Kriska, through its Kriska Transportation Group, has a history of acquiring asset and non-asset based carriers in Ontario and Quebec and pursues investing in trucking companies that retain drivers. It also seeks to acquire companies with good safety practices and solid financial results.

Being ready when a buyer does come calling can help, noted Heath Treasure, president of Super T Transport. In September, Super T sold its shares to Berger Logistik, an Austrian international transport and logistics company partially owned by Red Bull. The acquisition enabled the European company to gain a U.S. distribution footprint through Super T’s existing customer base across America. At the same time, Treasure moved from his role as a founder to president and help expand Super T’s current network in the U.S., Canada and Mexico.

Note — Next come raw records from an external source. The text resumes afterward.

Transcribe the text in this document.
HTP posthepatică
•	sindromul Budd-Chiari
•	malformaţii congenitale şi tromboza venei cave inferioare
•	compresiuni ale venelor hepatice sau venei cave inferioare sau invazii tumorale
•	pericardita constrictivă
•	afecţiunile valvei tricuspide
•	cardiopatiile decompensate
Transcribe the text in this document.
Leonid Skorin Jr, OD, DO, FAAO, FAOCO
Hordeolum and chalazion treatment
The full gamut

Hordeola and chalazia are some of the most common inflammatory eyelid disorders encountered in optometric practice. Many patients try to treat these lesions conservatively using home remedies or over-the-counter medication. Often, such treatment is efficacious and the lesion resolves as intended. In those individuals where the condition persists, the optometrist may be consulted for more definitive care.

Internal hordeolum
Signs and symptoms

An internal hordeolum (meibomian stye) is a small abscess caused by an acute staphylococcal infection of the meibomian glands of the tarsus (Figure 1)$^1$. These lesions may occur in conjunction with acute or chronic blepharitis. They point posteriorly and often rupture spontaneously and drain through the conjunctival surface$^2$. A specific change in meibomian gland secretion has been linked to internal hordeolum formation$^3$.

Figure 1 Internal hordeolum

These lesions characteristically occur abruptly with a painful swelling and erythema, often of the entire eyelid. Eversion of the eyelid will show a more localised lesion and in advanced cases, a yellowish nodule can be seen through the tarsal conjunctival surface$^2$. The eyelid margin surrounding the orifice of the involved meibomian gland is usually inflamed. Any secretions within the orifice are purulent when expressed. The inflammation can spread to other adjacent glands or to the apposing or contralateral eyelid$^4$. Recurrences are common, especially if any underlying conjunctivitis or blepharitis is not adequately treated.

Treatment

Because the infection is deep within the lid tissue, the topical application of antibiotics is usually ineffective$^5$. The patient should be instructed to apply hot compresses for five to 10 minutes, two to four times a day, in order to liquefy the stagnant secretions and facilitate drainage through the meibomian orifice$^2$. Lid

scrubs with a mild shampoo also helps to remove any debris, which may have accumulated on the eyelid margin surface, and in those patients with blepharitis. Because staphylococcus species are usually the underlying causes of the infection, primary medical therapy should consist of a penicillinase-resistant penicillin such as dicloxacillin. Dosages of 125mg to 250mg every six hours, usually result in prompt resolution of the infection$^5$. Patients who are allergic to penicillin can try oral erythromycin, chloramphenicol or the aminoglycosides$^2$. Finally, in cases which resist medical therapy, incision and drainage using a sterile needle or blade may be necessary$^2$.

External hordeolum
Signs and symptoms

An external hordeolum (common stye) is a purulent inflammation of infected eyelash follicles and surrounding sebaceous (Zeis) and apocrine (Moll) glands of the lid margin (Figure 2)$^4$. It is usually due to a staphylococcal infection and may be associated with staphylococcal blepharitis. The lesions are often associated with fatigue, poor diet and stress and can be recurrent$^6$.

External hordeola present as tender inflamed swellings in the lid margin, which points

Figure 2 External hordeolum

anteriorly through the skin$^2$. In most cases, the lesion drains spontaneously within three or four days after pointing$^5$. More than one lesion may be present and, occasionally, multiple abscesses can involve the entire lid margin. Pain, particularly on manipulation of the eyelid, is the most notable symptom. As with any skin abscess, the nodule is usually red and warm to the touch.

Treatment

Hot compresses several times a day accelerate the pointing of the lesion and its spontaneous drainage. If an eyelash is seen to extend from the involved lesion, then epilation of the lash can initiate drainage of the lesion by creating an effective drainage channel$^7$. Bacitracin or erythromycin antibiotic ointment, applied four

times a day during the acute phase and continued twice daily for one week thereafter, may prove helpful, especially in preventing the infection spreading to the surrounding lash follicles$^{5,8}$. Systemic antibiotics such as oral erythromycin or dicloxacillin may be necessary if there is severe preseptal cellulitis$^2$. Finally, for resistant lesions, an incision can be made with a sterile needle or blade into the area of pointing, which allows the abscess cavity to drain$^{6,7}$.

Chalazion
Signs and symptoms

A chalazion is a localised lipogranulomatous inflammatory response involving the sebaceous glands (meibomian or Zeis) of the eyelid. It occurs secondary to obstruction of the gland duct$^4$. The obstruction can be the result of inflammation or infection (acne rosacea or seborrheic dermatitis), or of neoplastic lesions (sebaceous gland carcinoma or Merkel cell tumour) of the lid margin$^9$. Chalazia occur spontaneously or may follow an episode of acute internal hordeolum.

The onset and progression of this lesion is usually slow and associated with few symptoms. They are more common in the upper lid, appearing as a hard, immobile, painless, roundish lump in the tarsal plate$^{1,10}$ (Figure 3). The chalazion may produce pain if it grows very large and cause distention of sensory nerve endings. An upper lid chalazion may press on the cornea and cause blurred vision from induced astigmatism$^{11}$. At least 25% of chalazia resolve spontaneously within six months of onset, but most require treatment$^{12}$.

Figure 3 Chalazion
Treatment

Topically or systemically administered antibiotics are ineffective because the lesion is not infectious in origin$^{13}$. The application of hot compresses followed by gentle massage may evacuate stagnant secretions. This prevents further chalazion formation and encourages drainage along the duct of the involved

Treasure advised companies to establish and maintain their due diligence portfolios, even if it’s “a gruesome process.” He said, “You have to have it ready at all times. You’ll know when the time is right [to sell] and it will be ready.”

Since many buyers prefer that a seller stay on for a while to help ease a transition, Seymour encouraged owners to sell when they are “relevant, healthy, fit and contributing” to enhance smooth passage of the businesses from one owner to the next.

When considering when and how to sell their companies, Pottle urged owners to start by determining how much money they’ll need to live on post-sale.

The financial picture post-sale is important for buyers, Treasure noted, but existing culture also plays a role. “What fleet brings value to you?” he urged buyers to think, but to look beyond dollars and cents.

“You have got to understand their drivers and internal culture, and understand what you are dealing with,” he said.